A majority of the S/W audience are emerging filmmakers, hoping to make the jump into feature filmmaking at some later point in there career, if you had one piece of advice for them, what would it be?

Liza: Keep making shorts until you find the short that needs to be a feature! It’s a great space to workshop ideas and easier to communicate your vision to people in the industry for support when you have that body of work behind. 

Michael: The cavalry isn’t coming.
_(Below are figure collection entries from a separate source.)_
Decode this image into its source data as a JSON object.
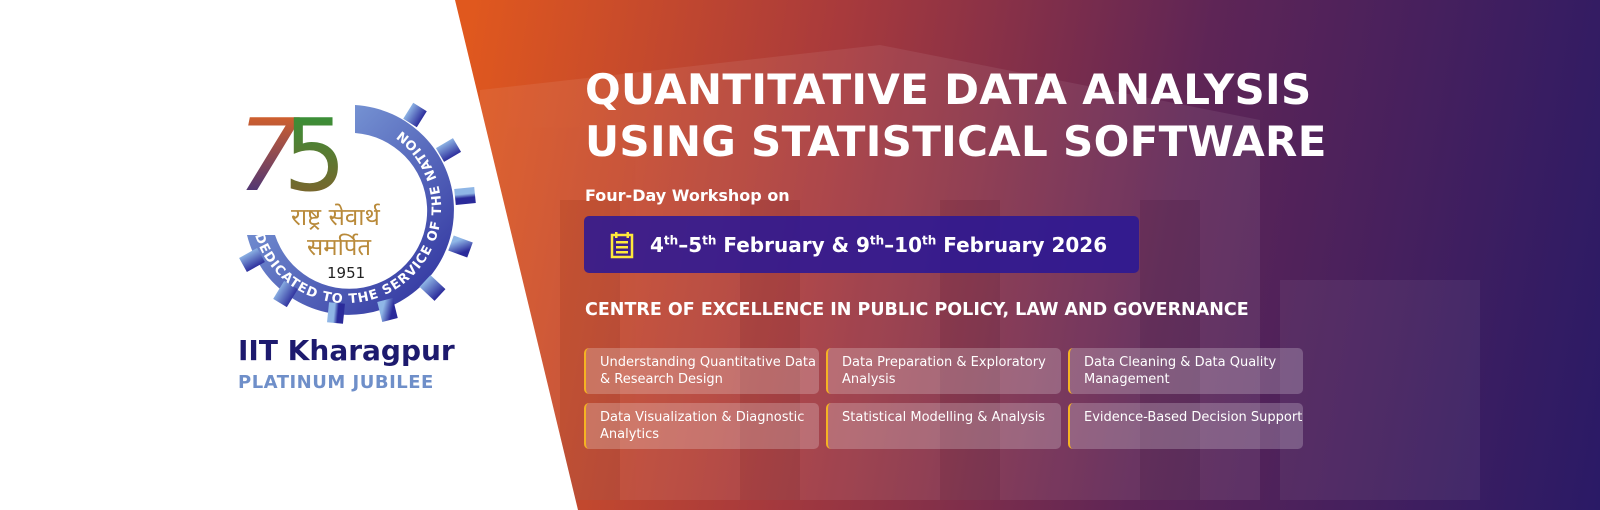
{
  "logo": {
    "number": "75",
    "hindi_line1": "राष्ट्र सेवार्थ",
    "hindi_line2": "समर्पित",
    "year": "1951",
    "ring_text": "DEDICATED TO THE SERVICE OF THE NATION",
    "institute": "IIT Kharagpur",
    "tagline": "PLATINUM JUBILEE"
  },
  "banner": {
    "title_line1": "QUANTITATIVE DATA ANALYSIS",
    "title_line2": "USING STATISTICAL SOFTWARE",
    "subtitle": "Four-Day Workshop on",
    "date": {
      "d1": "4",
      "s1": "th",
      "sep1": "–",
      "d2": "5",
      "s2": "th",
      "m1": " February & ",
      "d3": "9",
      "s3": "th",
      "sep2": "–",
      "d4": "10",
      "s4": "th",
      "m2": " February 2026"
    },
    "centre": "CENTRE OF EXCELLENCE IN PUBLIC POLICY, LAW AND GOVERNANCE",
    "topics": [
      "Understanding Quantitative Data & Research Design",
      "Data Preparation & Exploratory Analysis",
      "Data Cleaning & Data Quality Management",
      "Data Visualization & Diagnostic Analytics",
      "Statistical Modelling & Analysis",
      "Evidence-Based Decision Support"
    ]
  },
  "colors": {
    "orange": "#f0661a",
    "purple": "#2a1a66",
    "date_box": "#28169a",
    "accent": "#f5b323",
    "logo_blue": "#1d1a6e"
  }
}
I think there’s a narrative that you make shorts in order to create opportunities and they definitely can but you can also waste a ton of time waiting for someone to swoop in and help you make your movie. My shorts were able to get me representation and get me lots of meetings at really cool companies but often the subtext of those meetings ended with “call us when you have your first feature!” I thought having reps was going to be the thing that allowed me to make my first feature but when it came down to it, I ended up needing to use all the same strategies I used on my shorts to make my feature, and I would never have had the confidence to scale that up if I hadn’t done it before.

Matt: I think the most important advice I could give would be to take things one step at a time. At first, it can seem overwhelming dealing with so much more material – a short you can hold entirely in your head at once. You can really agonise over every detail in a way you can’t on a longer-form work. I used to watch my shorts ten times a day in post-production to polish them. It’s scary not being able to do that with a 90 minute film (you’d lose all your time as well as your mind). I felt much more in control of my shorts.

Michael: Take each day at a time, each scene at a time, each problem at a time. Trust your instincts, and pace yourself.